El IMSS de Querétaro vivió esta semana uno de los momentos más emotivos y tristes de su historia: la intervención a un niño donador de 12 años con muerte cerebral, cuyos órganos servirán para salvar a cinco niños que esperan una oportunidad de seguir viviendo en hospitales de la Ciudad de México.

El niño donador tenía traumatismo craneoencefálico que derivó en su muerte cerebral. El equipo de la Coordinación de Procuración y Donación de Órganos y Tejidos del Hospital General Regional No. 1 en Querétaro, tuvo acercamiento con la familia para sensibilizarla y lograr la donación.

Especialistas del Centro Médico Nacional Siglo XXI se trasladaron a la entidad para realizar la procuración de los riñones; mientras que las córneas fueron procuradas por personal del HGR No. 1 de Querétaro y enviadas al Centro Médico Nacional La Raza para ser trasplantadas.

En tanto que médicos del Instituto Nacional de Ciencias Médicas y Nutrición Salvador Zubirán se hicieron cargo del hígado.

Se procuraron dos riñones, dos córneas y el hígado del menor de 12 años.

Antes de iniciar la intervención quirúrgica para extraer los órganos, los médicos se despidieron del niño donador.

Una doctora leyó el siguiente pensamiento:

El día vendrá cuando mi cuerpo descanse sobre una sábana meticulosamente arreglada entre las cuatro esquinas de un colchón localizado en un hospital muy ocupado entre el vivir y el morir.

En cierto momento un doctor determinará que mi cerebro ha dejado de funcionar y entonces todos los intentos y propósitos serán en vano, pues mi vida habrá terminado.

Cuando esto ocurra, no intenten colocar vida artificial en mi cuerpo con el uso de máquinas y no llamen a esto mi lecho de muerte.

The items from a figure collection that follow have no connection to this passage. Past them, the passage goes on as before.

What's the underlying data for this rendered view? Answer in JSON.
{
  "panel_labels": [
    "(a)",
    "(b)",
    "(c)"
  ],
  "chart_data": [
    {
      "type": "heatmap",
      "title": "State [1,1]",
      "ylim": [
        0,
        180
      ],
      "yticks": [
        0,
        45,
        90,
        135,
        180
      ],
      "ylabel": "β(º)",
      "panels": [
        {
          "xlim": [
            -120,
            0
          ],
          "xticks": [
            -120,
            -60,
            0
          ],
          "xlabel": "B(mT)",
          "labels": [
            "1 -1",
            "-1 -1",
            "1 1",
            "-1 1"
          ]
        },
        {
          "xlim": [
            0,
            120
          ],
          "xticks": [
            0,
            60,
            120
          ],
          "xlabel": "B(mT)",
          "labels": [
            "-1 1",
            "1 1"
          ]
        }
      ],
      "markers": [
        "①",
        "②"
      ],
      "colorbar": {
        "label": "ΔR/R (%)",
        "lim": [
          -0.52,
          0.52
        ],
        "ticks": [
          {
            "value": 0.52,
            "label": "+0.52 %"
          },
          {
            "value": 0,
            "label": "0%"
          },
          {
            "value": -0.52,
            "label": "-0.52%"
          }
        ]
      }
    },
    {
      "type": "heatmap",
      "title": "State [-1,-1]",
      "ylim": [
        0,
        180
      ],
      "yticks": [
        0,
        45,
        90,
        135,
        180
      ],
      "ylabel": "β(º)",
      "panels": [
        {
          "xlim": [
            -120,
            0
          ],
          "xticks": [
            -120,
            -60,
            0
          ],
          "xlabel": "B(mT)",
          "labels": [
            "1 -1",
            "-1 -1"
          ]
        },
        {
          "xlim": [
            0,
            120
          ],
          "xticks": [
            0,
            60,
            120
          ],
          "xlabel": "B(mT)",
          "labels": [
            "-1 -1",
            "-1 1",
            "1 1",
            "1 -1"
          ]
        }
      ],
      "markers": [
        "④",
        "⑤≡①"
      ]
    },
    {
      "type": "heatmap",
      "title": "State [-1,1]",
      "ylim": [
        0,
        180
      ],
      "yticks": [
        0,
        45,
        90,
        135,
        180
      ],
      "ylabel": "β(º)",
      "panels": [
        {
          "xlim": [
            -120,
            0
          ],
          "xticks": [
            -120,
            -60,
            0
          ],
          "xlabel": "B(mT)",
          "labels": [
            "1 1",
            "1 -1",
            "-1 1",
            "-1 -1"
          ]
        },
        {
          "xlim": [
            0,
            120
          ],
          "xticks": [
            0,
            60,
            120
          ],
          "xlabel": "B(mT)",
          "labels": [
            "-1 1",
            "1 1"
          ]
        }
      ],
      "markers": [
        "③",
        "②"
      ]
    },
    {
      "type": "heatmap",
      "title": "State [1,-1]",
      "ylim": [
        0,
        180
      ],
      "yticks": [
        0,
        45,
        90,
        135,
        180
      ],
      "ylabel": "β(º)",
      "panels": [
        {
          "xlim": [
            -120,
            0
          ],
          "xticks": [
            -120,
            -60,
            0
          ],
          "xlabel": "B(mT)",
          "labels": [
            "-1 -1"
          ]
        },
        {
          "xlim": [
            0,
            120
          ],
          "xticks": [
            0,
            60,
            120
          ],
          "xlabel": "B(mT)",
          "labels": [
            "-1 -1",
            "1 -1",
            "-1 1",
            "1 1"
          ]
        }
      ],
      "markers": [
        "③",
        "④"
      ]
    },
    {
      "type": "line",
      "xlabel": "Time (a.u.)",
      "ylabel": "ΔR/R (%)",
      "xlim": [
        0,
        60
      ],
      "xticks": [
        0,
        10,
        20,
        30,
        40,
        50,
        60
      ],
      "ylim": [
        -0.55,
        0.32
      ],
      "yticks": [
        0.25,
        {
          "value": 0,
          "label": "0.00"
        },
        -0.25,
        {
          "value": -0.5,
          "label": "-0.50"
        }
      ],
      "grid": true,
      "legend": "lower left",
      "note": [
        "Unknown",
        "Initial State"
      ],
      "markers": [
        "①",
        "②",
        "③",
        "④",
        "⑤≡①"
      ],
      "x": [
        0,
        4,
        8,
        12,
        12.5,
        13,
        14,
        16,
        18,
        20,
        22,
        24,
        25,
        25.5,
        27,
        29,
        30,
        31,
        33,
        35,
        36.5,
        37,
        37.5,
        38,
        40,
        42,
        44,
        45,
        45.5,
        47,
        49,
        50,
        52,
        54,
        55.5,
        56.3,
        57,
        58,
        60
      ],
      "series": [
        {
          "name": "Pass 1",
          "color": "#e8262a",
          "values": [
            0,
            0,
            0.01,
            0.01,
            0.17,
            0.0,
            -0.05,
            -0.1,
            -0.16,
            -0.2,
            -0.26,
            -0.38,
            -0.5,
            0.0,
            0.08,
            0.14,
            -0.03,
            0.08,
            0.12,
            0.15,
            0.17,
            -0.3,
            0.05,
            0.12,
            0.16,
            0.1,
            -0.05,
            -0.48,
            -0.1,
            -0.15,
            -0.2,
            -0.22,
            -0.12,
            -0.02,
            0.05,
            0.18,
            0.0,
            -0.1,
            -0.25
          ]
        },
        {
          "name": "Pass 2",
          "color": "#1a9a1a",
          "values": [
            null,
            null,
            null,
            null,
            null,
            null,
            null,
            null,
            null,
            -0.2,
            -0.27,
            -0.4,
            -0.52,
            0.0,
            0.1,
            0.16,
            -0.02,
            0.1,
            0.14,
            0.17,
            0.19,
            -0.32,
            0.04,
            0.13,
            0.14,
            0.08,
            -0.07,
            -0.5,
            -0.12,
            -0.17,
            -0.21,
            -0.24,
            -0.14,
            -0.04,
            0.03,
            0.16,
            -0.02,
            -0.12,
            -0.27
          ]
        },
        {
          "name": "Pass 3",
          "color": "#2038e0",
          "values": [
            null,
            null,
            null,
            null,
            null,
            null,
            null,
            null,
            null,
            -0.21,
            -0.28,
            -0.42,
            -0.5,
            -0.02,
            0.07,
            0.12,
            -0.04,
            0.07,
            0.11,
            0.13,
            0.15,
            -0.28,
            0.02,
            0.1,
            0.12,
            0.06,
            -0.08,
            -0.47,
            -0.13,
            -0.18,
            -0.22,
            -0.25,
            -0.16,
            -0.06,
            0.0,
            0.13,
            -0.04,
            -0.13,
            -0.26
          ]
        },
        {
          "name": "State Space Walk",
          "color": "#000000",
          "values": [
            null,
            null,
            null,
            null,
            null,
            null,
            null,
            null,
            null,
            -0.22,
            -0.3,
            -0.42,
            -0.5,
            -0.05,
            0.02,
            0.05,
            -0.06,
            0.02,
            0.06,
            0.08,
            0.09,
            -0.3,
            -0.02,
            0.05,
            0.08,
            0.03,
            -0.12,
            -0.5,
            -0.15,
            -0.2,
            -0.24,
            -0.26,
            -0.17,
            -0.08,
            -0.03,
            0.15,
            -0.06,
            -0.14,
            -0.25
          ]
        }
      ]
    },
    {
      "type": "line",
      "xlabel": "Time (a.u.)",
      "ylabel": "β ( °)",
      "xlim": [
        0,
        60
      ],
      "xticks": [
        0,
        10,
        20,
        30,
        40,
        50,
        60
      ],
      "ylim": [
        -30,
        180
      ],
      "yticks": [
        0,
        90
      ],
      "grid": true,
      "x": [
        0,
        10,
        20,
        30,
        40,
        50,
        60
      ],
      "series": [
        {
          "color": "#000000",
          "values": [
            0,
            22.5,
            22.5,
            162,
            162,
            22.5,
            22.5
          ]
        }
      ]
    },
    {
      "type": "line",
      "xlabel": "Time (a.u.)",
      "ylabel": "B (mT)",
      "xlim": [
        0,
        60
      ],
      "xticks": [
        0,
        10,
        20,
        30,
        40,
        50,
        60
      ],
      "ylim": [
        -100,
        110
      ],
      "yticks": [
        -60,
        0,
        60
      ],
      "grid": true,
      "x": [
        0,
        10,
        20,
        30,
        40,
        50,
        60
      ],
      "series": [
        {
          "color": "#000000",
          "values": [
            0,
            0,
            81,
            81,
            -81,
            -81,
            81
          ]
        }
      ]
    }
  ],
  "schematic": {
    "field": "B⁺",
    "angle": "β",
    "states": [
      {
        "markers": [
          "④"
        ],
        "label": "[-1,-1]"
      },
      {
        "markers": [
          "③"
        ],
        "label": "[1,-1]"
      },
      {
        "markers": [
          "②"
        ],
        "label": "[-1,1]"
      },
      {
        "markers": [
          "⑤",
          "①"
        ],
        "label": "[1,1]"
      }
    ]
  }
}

Llámenlo mejor a mi lecho de vida y permitan que mi cuerpo ayude a otros en su intento por continuar viviendo.

Den mis ojos al hombre que nunca ha visto un amanecer, la cara de un niño o la mirada de una mujer enamorada.

Den mi corazón a la persona a la que su propio corazón solo le causa días dolorosos sin final.

Den mi sangre a un joven que ha sufrido un accidente en su coche, para permitirle ver a sus nietos jugar.

Den mis riñones a aquellos que dependen de una máquina para existir semana a semana.

Tomen mis huesos, mis músculos, cada nervio de mi cuerpo y encuentren la manera de hacer caminar a un niño impedido.

Exploren cada rincón de mi cerebro, tomen sus células si es necesario y déjenlas crecer de tal suerte que algún día un niño mudo pueda gritar al golpe de un bat o una niña sorda escuche el sonido de la lluvia en su ventana.

Quemen lo que queda de mí, y esparzan las cenizas al viento para ayudar a las flores a crecer.

Si tienen que enterrar algo, que sean mis faltas, mis debilidades y todos mis prejuicios en contra de mi hermano el hombre.

Y si por casualidad quieren recordarme, háganlo con una acción agradable o una palabra de aliento para alguien que los necesita.

La coordinadora de Procuración y Donación de Órganos y Tejidos del HGR No. 1, Irene García Hernández, agradeció a la familia del donante y al mismo tiempo hizo un llamado a la población a hablar sobre la cultura de la donación, para dar vida después de la vida.

EL DATO

De acuerdo con el Centro Nacional de Trasplantes, se tiene una lista de 20 mil 311 personas en espera de un órgano o tejido, de los cuales 13 mil 281 son derechohabientes del IMSS. De esta lista, el 15 por ciento son menores de edad.

El riñón es el órgano que tiene mayor número de pacientes en espera sumando 13 mil 112 personas; 6 mil 721, de córnea; 311 de hígado; 135 de corazón y el resto de otros órganos o tejidos a nivel nacional.

Mientras que en Querétaro se tiene un registro de 41 personas en espera de un riñón y seis de córnea.